Passados vinte anos da publicação da primeira antologia de contos brasileiros, vieram a lume duas novas contribuições para a construção do cânone da literatura brasileira, com caráter bastante distinto daquela tentativa de Alberto de Oliveira e Jorge Jobim[1], que, como vimos em artigo anterior, encerrava uma clara intenção de referendar a Academia Brasileira de Letras como repositório natural da cultura brasileira. Agora, sob o impacto das transformações políticas promovidas pela Revolução de 30, que havia contrariado os velhos interesses da oligarquia mineiro-paulista, e das transformações estéticas introduzidas pelas idéias modernistas afinal vitoriosas, pensava-se o Brasil de maneira diversa. Exigia-se uma literatura mais “engajada” na discussão da identidade nacional, e menos “exótica”, e para isso valorizava-se, nos autores antigos, o que de “moderno” eles pudessem conter.
Além disso, se os poetas até o fim da República Velha mantiveram-se em posição de destaque na sociedade, com poder de controlar a política literária (“a poesia era tida como o gênero social e intelectualmente mais rentável”[2] e não é à toa que Alberto de Oliveira emprestara seu prestígio à nossa primeira antologia de… contos), agora cediam espaço para os ficcionistas, devido principalmente à consolidação do mercado editorial brasileiro, pois romances e contos registravam “maior aceitação” do público, possibilitando uma comercialização mais segura do livro. Por outro lado, a crítica (mesmo que ainda formada basicamente por jornalistas especializados em literatura) assumia com mais empenho o papel de estabelecer os critérios de “canonicidade” dos autores.

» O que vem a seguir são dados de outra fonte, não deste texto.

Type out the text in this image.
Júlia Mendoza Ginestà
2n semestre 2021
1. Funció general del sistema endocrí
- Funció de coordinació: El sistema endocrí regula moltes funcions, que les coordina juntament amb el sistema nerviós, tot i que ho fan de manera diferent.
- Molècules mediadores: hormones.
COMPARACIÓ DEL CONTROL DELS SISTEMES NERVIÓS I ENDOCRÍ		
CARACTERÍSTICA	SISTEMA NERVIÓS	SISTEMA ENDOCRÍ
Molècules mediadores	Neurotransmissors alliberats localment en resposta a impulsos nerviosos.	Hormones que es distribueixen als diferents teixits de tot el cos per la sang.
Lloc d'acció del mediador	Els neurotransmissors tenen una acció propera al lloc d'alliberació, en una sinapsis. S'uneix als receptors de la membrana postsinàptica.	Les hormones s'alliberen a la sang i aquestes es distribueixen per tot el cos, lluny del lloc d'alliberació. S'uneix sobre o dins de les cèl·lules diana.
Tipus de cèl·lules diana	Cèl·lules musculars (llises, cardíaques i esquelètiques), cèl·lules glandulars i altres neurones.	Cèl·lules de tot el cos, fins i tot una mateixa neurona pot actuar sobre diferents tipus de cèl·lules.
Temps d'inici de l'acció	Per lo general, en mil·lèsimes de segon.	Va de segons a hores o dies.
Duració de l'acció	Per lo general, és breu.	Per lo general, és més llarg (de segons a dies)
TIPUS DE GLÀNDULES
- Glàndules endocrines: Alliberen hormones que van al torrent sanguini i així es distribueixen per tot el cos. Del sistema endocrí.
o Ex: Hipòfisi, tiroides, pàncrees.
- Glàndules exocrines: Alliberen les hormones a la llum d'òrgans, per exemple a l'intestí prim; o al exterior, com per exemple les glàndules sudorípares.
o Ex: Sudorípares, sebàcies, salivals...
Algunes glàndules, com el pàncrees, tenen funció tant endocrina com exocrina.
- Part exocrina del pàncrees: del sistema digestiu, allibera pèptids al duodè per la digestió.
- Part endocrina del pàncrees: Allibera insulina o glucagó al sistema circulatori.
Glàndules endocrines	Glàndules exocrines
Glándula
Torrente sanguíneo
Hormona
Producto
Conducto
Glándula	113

Mudam-se os personagens: homens como Alberto de Oliveira, consagrado poeta, irretorquível em suas preferências aos 65 anos, idade que tem quando organiza Contos brasileiros, dão lugar a jovens desconhecidos na tarefa de referendar autores e obras. Tem 28 anos, em 1942, Donatello Grieco, filho do irascível crítico Agripino Grieco (1888-1973), ao publicar sua Antologia de contos brasileiros, pela Editora A Noite, do Rio de Janeiro[3]. Também 28 anos tem Almiro Rolmes Barbosa e 32 anos Edgard Cavalheiro (1911-1958), quando lançam Obras primas do conto brasileiro, pela Editora Martins, de São Paulo, em 1943.
A recolha de Donatello Grieco é surpreendente, pois, de sua lista de 16 autores, alguns recém-publicados, a maioria manteria seu nome inscrito nos manuais de literatura futuros. Ao lado de Machado de Assis (1839-1908), sua opção, entre os que haviam estruturado uma carreira, recai sobre Artur de Azevedo (1855-1908), Afonso Arinos (1868-1916) e João do Rio (1881-1921)[4], já mortos à época, e Alberto Rangel (1871-1945), Monteiro Lobato (1882-1948) e Gastão Cruls (1888-1959), ainda vivos. Além disso, recupera três “esquecidos” — J. Simões Lopes Neto (1865-1916), Valdomiro Silveira (1873-1941)[5] e Lima Barreto (1881-1922) — e faz suas apostas em nomes “novos”, Antônio de Alcântara Machado (1901-1935), já falecido, e Mário de Andrade (1893-1945), Ribeiro Couto (1898-1963), Darci Azambuja (1903-1970) e Marques Rebelo (1907-1973), estes em plena atividade. Infelizmente, de Otávio de Teffé (?-1927?) não consegui obter maiores dados biobibliográficos.
Escolhas
Em relação à lista de Alberto de Oliveira, Donatello Grieco aceita apenas sete autores, eliminando todos aqueles execrados pelos primeiros modernistas como antiquados ou passadistas (Coelho Neto à frente, como símbolo a combater), os fundamentalmente romancistas, críticos literários e poetas e os diletantes. Talvez cometa pelo menos um grande equívoco, quando, ignorando Julia Lopes de Almeida (1862-1934) e Hugo de Carvalho Ramos (1895-1921), inclui Otávio de Teffé, que sucumbirá sem deixar rastros. Entre os “novos”, Alcântara Machado, prematuramente desaparecido, Ribeiro Couto e Mário de Andrade já desfrutavam de fama à época, principalmente em função do extenuante trabalho de divulgação e “catequização” realizado pelo último. Dos “novíssimos”, Darci Azambuja tornara célebre sua coletânea No galpão, lançada em 1925, e recentemente editara Romance antigo(1940), enquanto Marques Rebelo já dera ao público o melhor de sua pena: Oscarina, Três caminhose Stela me abriu a porta (contos) e Marafae A estrela sobe (romances).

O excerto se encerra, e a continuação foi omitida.